Privacy is a fundamental human right. And Then?

February 2026 · Last updated 2026-02-05 · 306 words

I was reading through Mullvad’s blog today and stumbled over this post introducing “And Then?”, a short film visualizing the slippery slope of mass surveillance. The concrete context is the recent pushes to ratify Chat Control.

And then?

And then politicians in Brussels wanted to exempt themselves from the scanning.

And then?

And then the European Parliament, in an almost historic consensus, voted against the proposal and called Chat Control nothing but mass surveillance. As one of the members of the parliament said: “The Commission wasn’t focusing on protecting children but wanted mass surveillance.”

It seems to me that with laws like this, even the strongest “No” is temporary - governments keep the drafts in the drawer and pull them out when the time seems good.
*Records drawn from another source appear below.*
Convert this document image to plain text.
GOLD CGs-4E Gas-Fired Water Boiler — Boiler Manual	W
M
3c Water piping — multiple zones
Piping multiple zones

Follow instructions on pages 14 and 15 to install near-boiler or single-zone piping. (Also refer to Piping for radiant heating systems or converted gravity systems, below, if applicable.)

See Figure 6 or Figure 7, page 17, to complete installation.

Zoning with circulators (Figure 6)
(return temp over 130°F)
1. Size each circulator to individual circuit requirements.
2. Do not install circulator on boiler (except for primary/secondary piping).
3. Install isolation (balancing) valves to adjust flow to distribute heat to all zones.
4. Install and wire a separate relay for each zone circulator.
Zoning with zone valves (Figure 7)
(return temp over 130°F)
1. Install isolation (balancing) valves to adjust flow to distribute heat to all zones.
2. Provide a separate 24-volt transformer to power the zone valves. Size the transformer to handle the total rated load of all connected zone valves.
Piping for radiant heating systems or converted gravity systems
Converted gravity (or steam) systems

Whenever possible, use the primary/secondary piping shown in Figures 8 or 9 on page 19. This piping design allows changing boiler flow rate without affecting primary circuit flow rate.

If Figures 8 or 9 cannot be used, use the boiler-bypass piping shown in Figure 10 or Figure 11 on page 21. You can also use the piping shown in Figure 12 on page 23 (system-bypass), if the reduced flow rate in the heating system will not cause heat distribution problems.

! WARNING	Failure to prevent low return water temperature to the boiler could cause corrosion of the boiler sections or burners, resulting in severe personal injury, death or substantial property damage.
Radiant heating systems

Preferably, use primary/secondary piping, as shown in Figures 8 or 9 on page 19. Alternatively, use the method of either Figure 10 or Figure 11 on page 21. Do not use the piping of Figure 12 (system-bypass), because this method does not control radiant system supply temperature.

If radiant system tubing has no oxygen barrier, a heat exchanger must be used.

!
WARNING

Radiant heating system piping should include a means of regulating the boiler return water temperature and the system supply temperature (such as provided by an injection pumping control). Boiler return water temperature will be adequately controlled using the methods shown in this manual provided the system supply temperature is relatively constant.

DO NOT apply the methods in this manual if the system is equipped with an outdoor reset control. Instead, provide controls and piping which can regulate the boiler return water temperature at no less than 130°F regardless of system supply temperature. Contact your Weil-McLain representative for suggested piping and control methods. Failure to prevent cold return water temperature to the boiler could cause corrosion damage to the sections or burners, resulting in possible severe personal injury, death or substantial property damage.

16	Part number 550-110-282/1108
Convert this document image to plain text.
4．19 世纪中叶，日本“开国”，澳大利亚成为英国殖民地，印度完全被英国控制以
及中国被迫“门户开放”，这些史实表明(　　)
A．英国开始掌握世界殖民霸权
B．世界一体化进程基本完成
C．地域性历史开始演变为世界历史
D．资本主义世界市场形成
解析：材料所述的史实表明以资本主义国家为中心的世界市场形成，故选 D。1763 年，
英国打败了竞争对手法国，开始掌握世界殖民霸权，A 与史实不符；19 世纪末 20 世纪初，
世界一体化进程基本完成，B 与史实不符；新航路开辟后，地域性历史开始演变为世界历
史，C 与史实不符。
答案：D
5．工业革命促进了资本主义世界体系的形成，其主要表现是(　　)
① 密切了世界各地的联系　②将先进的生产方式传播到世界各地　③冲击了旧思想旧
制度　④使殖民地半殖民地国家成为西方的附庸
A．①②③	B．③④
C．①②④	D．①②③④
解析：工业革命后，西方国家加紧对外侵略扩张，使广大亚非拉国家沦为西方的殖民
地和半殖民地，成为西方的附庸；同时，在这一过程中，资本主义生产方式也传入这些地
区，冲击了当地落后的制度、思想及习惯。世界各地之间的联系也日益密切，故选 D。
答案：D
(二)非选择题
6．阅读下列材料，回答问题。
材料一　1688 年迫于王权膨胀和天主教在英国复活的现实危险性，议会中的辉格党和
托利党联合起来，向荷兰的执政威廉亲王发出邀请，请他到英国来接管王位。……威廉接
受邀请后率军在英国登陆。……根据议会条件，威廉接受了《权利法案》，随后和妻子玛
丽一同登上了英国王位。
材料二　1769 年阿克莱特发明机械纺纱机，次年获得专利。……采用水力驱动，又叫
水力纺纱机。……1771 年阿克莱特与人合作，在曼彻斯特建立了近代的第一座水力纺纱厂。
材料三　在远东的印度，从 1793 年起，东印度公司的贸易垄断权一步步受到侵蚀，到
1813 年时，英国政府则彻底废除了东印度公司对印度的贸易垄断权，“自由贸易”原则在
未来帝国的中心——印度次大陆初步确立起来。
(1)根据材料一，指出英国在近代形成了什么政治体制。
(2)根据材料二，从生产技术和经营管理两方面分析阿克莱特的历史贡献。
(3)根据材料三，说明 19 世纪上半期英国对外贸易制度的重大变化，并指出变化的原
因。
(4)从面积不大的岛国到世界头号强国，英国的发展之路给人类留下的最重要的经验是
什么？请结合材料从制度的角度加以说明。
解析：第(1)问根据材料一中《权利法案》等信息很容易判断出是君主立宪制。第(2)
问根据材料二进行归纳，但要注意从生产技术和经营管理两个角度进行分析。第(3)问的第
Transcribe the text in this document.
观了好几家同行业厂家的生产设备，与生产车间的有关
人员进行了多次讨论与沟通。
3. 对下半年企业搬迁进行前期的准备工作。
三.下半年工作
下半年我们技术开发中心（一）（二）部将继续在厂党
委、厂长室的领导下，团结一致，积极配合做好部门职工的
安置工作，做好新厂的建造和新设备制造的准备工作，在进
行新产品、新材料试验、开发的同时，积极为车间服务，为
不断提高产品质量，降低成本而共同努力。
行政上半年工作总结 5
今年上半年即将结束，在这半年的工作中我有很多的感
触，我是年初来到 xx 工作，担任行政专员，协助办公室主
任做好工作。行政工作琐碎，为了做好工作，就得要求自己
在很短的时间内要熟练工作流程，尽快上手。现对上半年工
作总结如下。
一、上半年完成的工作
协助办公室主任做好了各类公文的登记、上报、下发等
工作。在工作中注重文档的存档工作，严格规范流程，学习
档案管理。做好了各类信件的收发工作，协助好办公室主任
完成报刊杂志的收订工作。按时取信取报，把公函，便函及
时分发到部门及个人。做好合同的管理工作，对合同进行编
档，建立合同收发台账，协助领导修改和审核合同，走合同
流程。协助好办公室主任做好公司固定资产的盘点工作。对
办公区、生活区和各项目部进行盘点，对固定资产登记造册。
Then a (however slight) “Yes” is forever.

We need to stay alert and keep fighting back every head this hydra shows.

Back in May last year, the European Commission proposed what security maven Matthew Green described as “the most terrifying thing I’ve ever seen”
[…]
Experts and activists alike say this is impossible without severely compromising privacy and opening the door for abuse by future authoritarian regimes. (via)

Well d’uh.

While Europe slides / lets itself be pushed all too easily towards right and authoritarian politics, the current (already authoritarian) governments seem eager to roll out the red carpet and prepare all the tools so the incoming tyrants have an easy time.

As has been repeatedly pointed out over the years, there’s no middle ground here.


Update 2026-02-05: Jacques Mattheij’s “If you’ve got nothing to hide…” about how the Nazis used the Netherland’s central citizen register to find and kill is a strong example and argument for the “post privacy” crowd. Privacy is a universal, fundamental human right (UDHR article 12) for a reason - don’t give it up lightly.